Dopo l’ottima esperienza ad Empoli condita da una promozione ed una meritata salvezza, nel giugno 2015 Maurizio Sarri viene scelto da Aurelio de Laurentiis come sostituto di Rafael Bentiez nel ruolo di guida tecnica del Napoli.
L’esperienza in terra partenopea si conclude senza trofei, ma il triennio alla guida degli azzurri è un vero e proprio spartiacque nella carriera del “Comandante”. Proprio durante questo periodo viene coniato dalla stampa il termine Sarrismo, successivamente introdotto anche tra le pagine dell’enciclopedia Treccani, per indicare lo stile di gioco spumeggiante proposto dal Napoli sotto la guida del tecnico di origini toscane.
Dopo questa esperienza, attorno all’attuale tecnico della Lazio si crea un’aura quasi magica tanto da essere a più riprese paragonato a Pep Guardiola vista la capacità del suo Napoli di fraseggiare stretto palla a terra con rapidità, la volontà di controllare il pallone e di giocare con una difesa decisamente più alta rispetto alla maggior parte delle squadre del nostro paese.

L’approdo alla corte londinese di Roman Abramovich è dunque la naturale conseguenza di ciò che Sarri mostra nei suoi tre anni sotto il Vesuvio.
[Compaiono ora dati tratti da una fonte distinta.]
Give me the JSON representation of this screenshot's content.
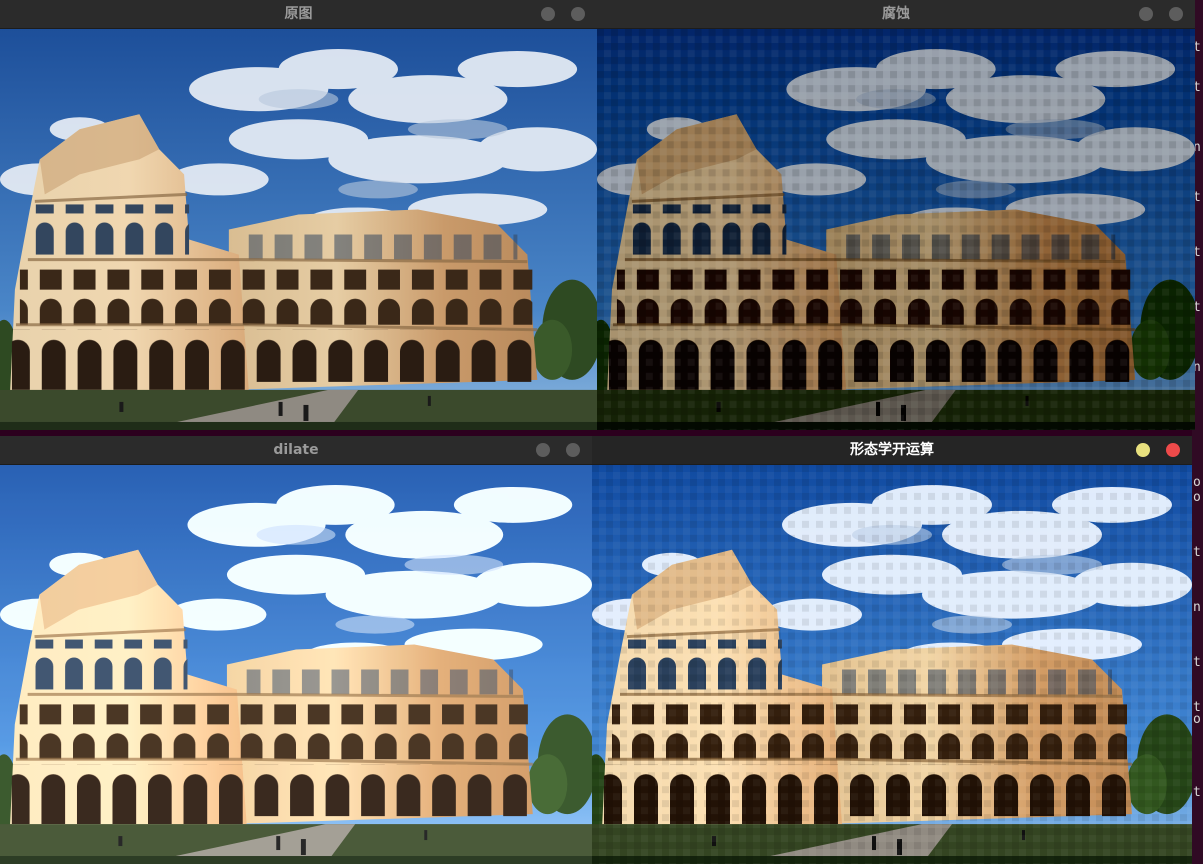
{
  "windows": [
    {
      "id": "original",
      "title": "原图",
      "active": false
    },
    {
      "id": "erode",
      "title": "腐蚀",
      "active": false
    },
    {
      "id": "dilate",
      "title": "dilate",
      "active": false
    },
    {
      "id": "opening",
      "title": "形态学开运算",
      "active": true
    }
  ],
  "background_terminal": {
    "right_edge_chars": [
      "t",
      "t",
      "n",
      "t",
      "t",
      "t",
      "n",
      "o",
      "o",
      "t",
      "n",
      "t",
      "t",
      "o",
      "t"
    ],
    "partial_line": "... .... ........"
  },
  "colors": {
    "sky_top": "#1d4f9a",
    "sky_bottom": "#6fa2d8",
    "cloud": "#e8eef6",
    "stone_light": "#e2c79c",
    "stone_dark": "#8a6a45",
    "grass": "#2f4a23",
    "active_close": "#ee4a4a",
    "active_min": "#e8e07e"
  },
  "image_description_icon": "colosseum-photo"
}
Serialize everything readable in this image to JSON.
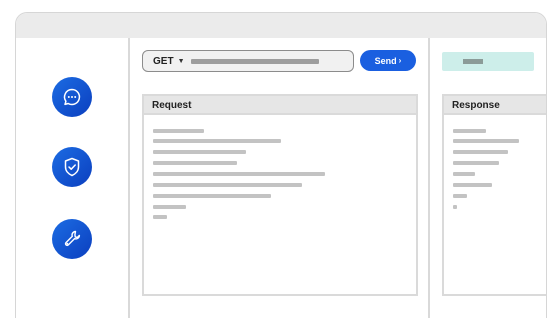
{
  "app": {
    "sidebar": {
      "buttons": [
        {
          "id": "chat",
          "icon": "chat-bubble-icon"
        },
        {
          "id": "security",
          "icon": "shield-check-icon"
        },
        {
          "id": "tools",
          "icon": "wrench-icon"
        }
      ]
    },
    "request_bar": {
      "method": "GET",
      "method_dropdown_icon": "caret-down-icon",
      "send_label": "Send",
      "send_icon": "chevron-right-icon"
    },
    "request_panel": {
      "title": "Request"
    },
    "response_panel": {
      "title": "Response"
    },
    "colors": {
      "accent": "#1a5fe0",
      "icon_button": "#0b4ad0",
      "status_badge": "#cdeeea",
      "panel_header": "#e6e6e6",
      "placeholder_line": "#c3c3c3"
    }
  }
}
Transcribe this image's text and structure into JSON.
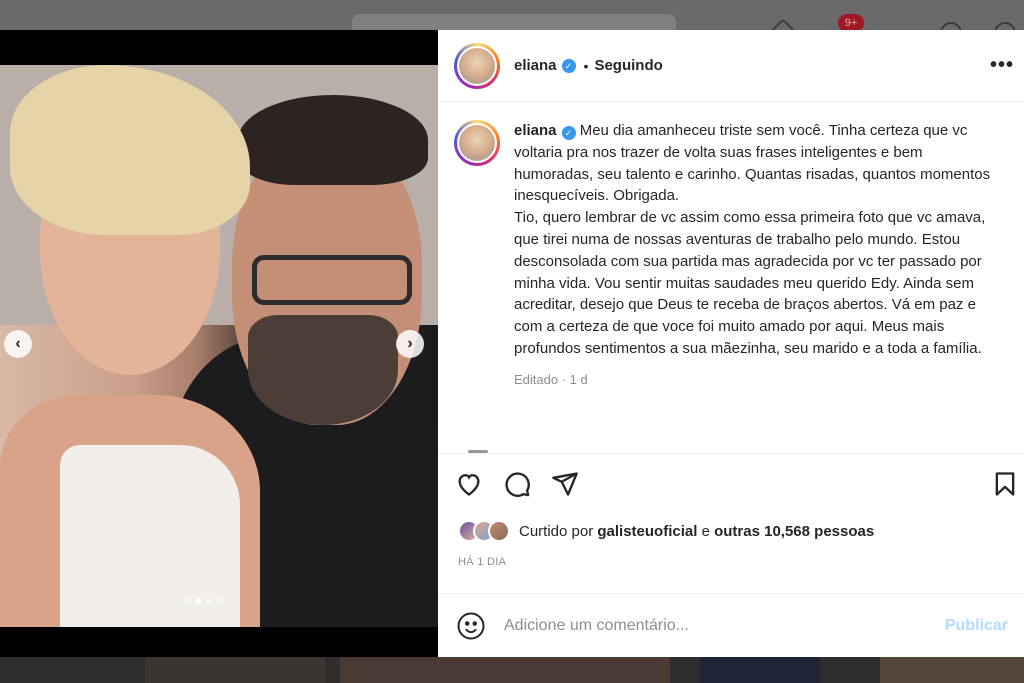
{
  "post": {
    "username": "eliana",
    "verified_glyph": "✓",
    "follow_separator": "•",
    "follow_status": "Seguindo",
    "more_glyph": "•••",
    "caption": "Meu dia amanheceu triste sem você. Tinha certeza que vc voltaria pra nos trazer de volta suas frases inteligentes e bem humoradas, seu talento e carinho. Quantas risadas, quantos momentos inesquecíveis. Obrigada.\nTio, quero lembrar de vc assim como essa primeira foto que vc amava, que tirei numa de nossas aventuras de trabalho pelo mundo. Estou desconsolada com sua partida mas agradecida por vc ter passado por minha vida. Vou sentir muitas saudades meu querido Edy. Ainda sem acreditar, desejo que Deus te receba de braços abertos. Vá em paz e com a certeza de que voce foi muito amado por aqui. Meus mais profundos sentimentos a sua mãezinha, seu marido e a toda a família.",
    "caption_meta": "Editado · 1 d",
    "likes_prefix": "Curtido por",
    "likes_user": "galisteuoficial",
    "likes_joiner": "e",
    "likes_others": "outras 10,568 pessoas",
    "timestamp": "HÁ 1 DIA"
  },
  "carousel": {
    "prev_glyph": "‹",
    "next_glyph": "›",
    "total_slides": 4,
    "active_slide": 2
  },
  "comment": {
    "placeholder": "Adicione um comentário...",
    "publish_label": "Publicar"
  },
  "background": {
    "notification_count": "9+"
  },
  "icons": [
    "heart-icon",
    "comment-icon",
    "share-icon",
    "bookmark-icon",
    "emoji-icon",
    "verified-icon",
    "more-icon"
  ],
  "colors": {
    "verified": "#3897f0",
    "publish": "#b3dbff",
    "muted": "#8e8e8e",
    "text": "#262626"
  }
}
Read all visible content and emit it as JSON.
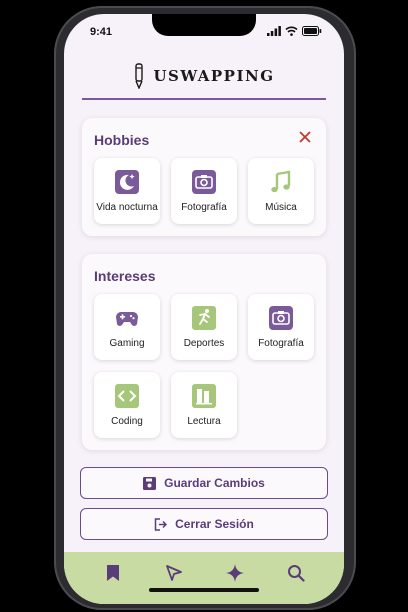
{
  "status_bar": {
    "time": "9:41"
  },
  "header": {
    "app_name": "USWAPPING"
  },
  "hobbies": {
    "title": "Hobbies",
    "items": [
      {
        "label": "Vida nocturna",
        "icon": "moon-icon"
      },
      {
        "label": "Fotografía",
        "icon": "camera-icon"
      },
      {
        "label": "Música",
        "icon": "music-note-icon"
      }
    ]
  },
  "intereses": {
    "title": "Intereses",
    "items": [
      {
        "label": "Gaming",
        "icon": "gamepad-icon"
      },
      {
        "label": "Deportes",
        "icon": "running-icon"
      },
      {
        "label": "Fotografía",
        "icon": "camera-icon"
      },
      {
        "label": "Coding",
        "icon": "code-icon"
      },
      {
        "label": "Lectura",
        "icon": "book-icon"
      }
    ]
  },
  "actions": {
    "save_label": "Guardar Cambios",
    "logout_label": "Cerrar Sesión"
  },
  "bottom_nav": [
    "bookmark-icon",
    "send-icon",
    "sparkle-icon",
    "search-icon"
  ],
  "colors": {
    "accent_purple": "#7a5a98",
    "icon_green": "#a6c77a",
    "nav_green": "#c7dba3",
    "close_red": "#c0392b"
  }
}
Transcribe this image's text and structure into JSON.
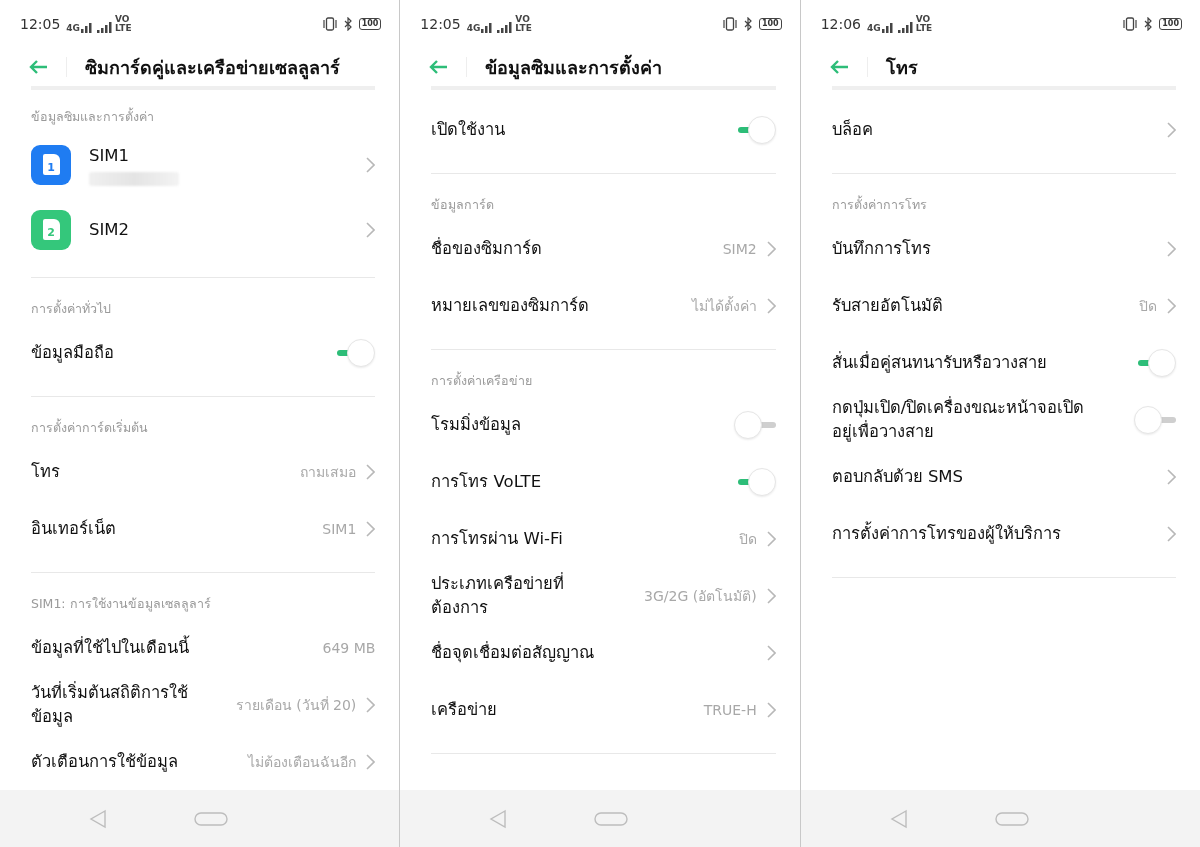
{
  "screens": [
    {
      "status_bar": {
        "time": "12:05",
        "network": "4G",
        "volte": [
          "VO",
          "LTE"
        ],
        "battery": "100"
      },
      "title": "ซิมการ์ดคู่และเครือข่ายเซลลูลาร์",
      "items": [
        {
          "kind": "section",
          "label": "ข้อมูลซิมและการตั้งค่า"
        },
        {
          "kind": "sim",
          "label": "SIM1",
          "number": "1",
          "color": "#1f7cf2",
          "redacted": true
        },
        {
          "kind": "sim",
          "label": "SIM2",
          "number": "2",
          "color": "#34c77b",
          "redacted": false
        },
        {
          "kind": "divider"
        },
        {
          "kind": "section",
          "label": "การตั้งค่าทั่วไป"
        },
        {
          "kind": "toggle",
          "label": "ข้อมูลมือถือ",
          "on": true
        },
        {
          "kind": "divider"
        },
        {
          "kind": "section",
          "label": "การตั้งค่าการ์ดเริ่มต้น"
        },
        {
          "kind": "nav",
          "label": "โทร",
          "value": "ถามเสมอ"
        },
        {
          "kind": "nav",
          "label": "อินเทอร์เน็ต",
          "value": "SIM1"
        },
        {
          "kind": "divider"
        },
        {
          "kind": "section",
          "label": "SIM1: การใช้งานข้อมูลเซลลูลาร์"
        },
        {
          "kind": "info",
          "label": "ข้อมูลที่ใช้ไปในเดือนนี้",
          "value": "649 MB"
        },
        {
          "kind": "nav",
          "label": "วันที่เริ่มต้นสถิติการใช้ข้อมูล",
          "value": "รายเดือน (วันที่ 20)"
        },
        {
          "kind": "nav",
          "label": "ตัวเตือนการใช้ข้อมูล",
          "value": "ไม่ต้องเตือนฉันอีก"
        }
      ]
    },
    {
      "status_bar": {
        "time": "12:05",
        "network": "4G",
        "volte": [
          "VO",
          "LTE"
        ],
        "battery": "100"
      },
      "title": "ข้อมูลซิมและการตั้งค่า",
      "items": [
        {
          "kind": "toggle",
          "label": "เปิดใช้งาน",
          "on": true
        },
        {
          "kind": "divider"
        },
        {
          "kind": "section",
          "label": "ข้อมูลการ์ด"
        },
        {
          "kind": "nav",
          "label": "ชื่อของซิมการ์ด",
          "value": "SIM2"
        },
        {
          "kind": "nav",
          "label": "หมายเลขของซิมการ์ด",
          "value": "ไม่ได้ตั้งค่า"
        },
        {
          "kind": "divider"
        },
        {
          "kind": "section",
          "label": "การตั้งค่าเครือข่าย"
        },
        {
          "kind": "toggle",
          "label": "โรมมิ่งข้อมูล",
          "on": false
        },
        {
          "kind": "toggle",
          "label": "การโทร VoLTE",
          "on": true
        },
        {
          "kind": "nav",
          "label": "การโทรผ่าน Wi-Fi",
          "value": "ปิด"
        },
        {
          "kind": "nav",
          "label": "ประเภทเครือข่ายที่ต้องการ",
          "value": "3G/2G (อัตโนมัติ)"
        },
        {
          "kind": "nav",
          "label": "ชื่อจุดเชื่อมต่อสัญญาณ"
        },
        {
          "kind": "nav",
          "label": "เครือข่าย",
          "value": "TRUE-H"
        },
        {
          "kind": "divider"
        }
      ]
    },
    {
      "status_bar": {
        "time": "12:06",
        "network": "4G",
        "volte": [
          "VO",
          "LTE"
        ],
        "battery": "100"
      },
      "title": "โทร",
      "items": [
        {
          "kind": "nav",
          "label": "บล็อค"
        },
        {
          "kind": "divider"
        },
        {
          "kind": "section",
          "label": "การตั้งค่าการโทร"
        },
        {
          "kind": "nav",
          "label": "บันทึกการโทร"
        },
        {
          "kind": "nav",
          "label": "รับสายอัตโนมัติ",
          "value": "ปิด"
        },
        {
          "kind": "toggle",
          "label": "สั่นเมื่อคู่สนทนารับหรือวางสาย",
          "on": true
        },
        {
          "kind": "toggle",
          "label": "กดปุ่มเปิด/ปิดเครื่องขณะหน้าจอเปิดอยู่เพื่อวางสาย",
          "on": false
        },
        {
          "kind": "nav",
          "label": "ตอบกลับด้วย SMS"
        },
        {
          "kind": "nav",
          "label": "การตั้งค่าการโทรของผู้ให้บริการ"
        },
        {
          "kind": "divider"
        }
      ]
    }
  ]
}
Il calcio champagne di stampo Sarriano è ora pronto a strabiliare l’Europa intera, soprattutto l’Inghilterra e i tifosi Blues coniano subito il termine Sarri-Ball. Peccato che di Sarrismo o Sarri-Ball, che dir si voglia, a Londra se ne veda poco o nulla ed il tecnico napoletano viene congedato a fine stagione nonostante la vittoria in Europa League, sconfiggendo in finale la rivale cittadina dell’Arsenal.
Stesso copione a Torino, dove dei principi del calcio rapido e di possesso visti a Napoli non c’è quasi mai traccia se non nella sfida casalinga contro l’Inter di Antonio Conte. Anche a Torino il finale è molto simile a quello londinese, vittoria di un trofeo ma esonero inevitabile dopo la scottante ed ingiustificabile eliminazione contro i francesi del Lione.
Il matrimonio a dir poco innaturale tra Sarri e la Vecchia Signora finisce dopo una sola stagione ed è proprio questa esperienza a lasciare molti interrogativi agli scettici, mentre i convinti sostenitori dello stile Sarri ritengono che la Juventus non disponesse di una rosa adatta per consentire al buon Maurizio di replicare ciò che abbiamo visto a Napoli, peccato che sia l’allenatore a dover modellare le squadre in base alle caratteristiche della rosa e non il contrario.

E se il calcio “di Sarri” fosse invece stato il calcio del Napoli?
Questo è il punto sul quale vorrei soffermarmi ed è il vero nocciolo della questione: il Sarrismo come stile di gioco quasi non esiste. Sicuramente esistono le idee e i principi di Sarri, ma trasformarli in una filosofia è a mio avviso sciocco ed errato. Il Sarrismo, semmai, è uno stile comunicativo fatto di ruvidità verbale e di tante, incessanti lamentele su qualsiasi tematica che, a detta del Nostro, possa essere sfavorevole alla squadra da lui allenata.
Reputo che un tecnico debba saper dosare l’applicazione delle sue idee nel tempo, dovendo prima di tutto impostare lo stile di gioco a seconda delle caratteristiche e dei limiti della rosa a disposizione e solo in un secondo momento andare a modellare più pesantemente il gioco a seguito di tanta pratica e interventi mirati in sede di mercato. Voler applicare un dogma calato dall’alto è un’utopia che può solo danneggiare l’andamento stagionale di una squadra, in quanto solo il tempo e le adeguate correzioni alla rosa possono restituire al tecnico il gioco da lui voluto.
In sostanza, ritengo che siano le idee ad essere al servizio degli uomini e non il contrario, ma molti sembrano pensarla in modo diverso sebbene la realtà parli chiaro.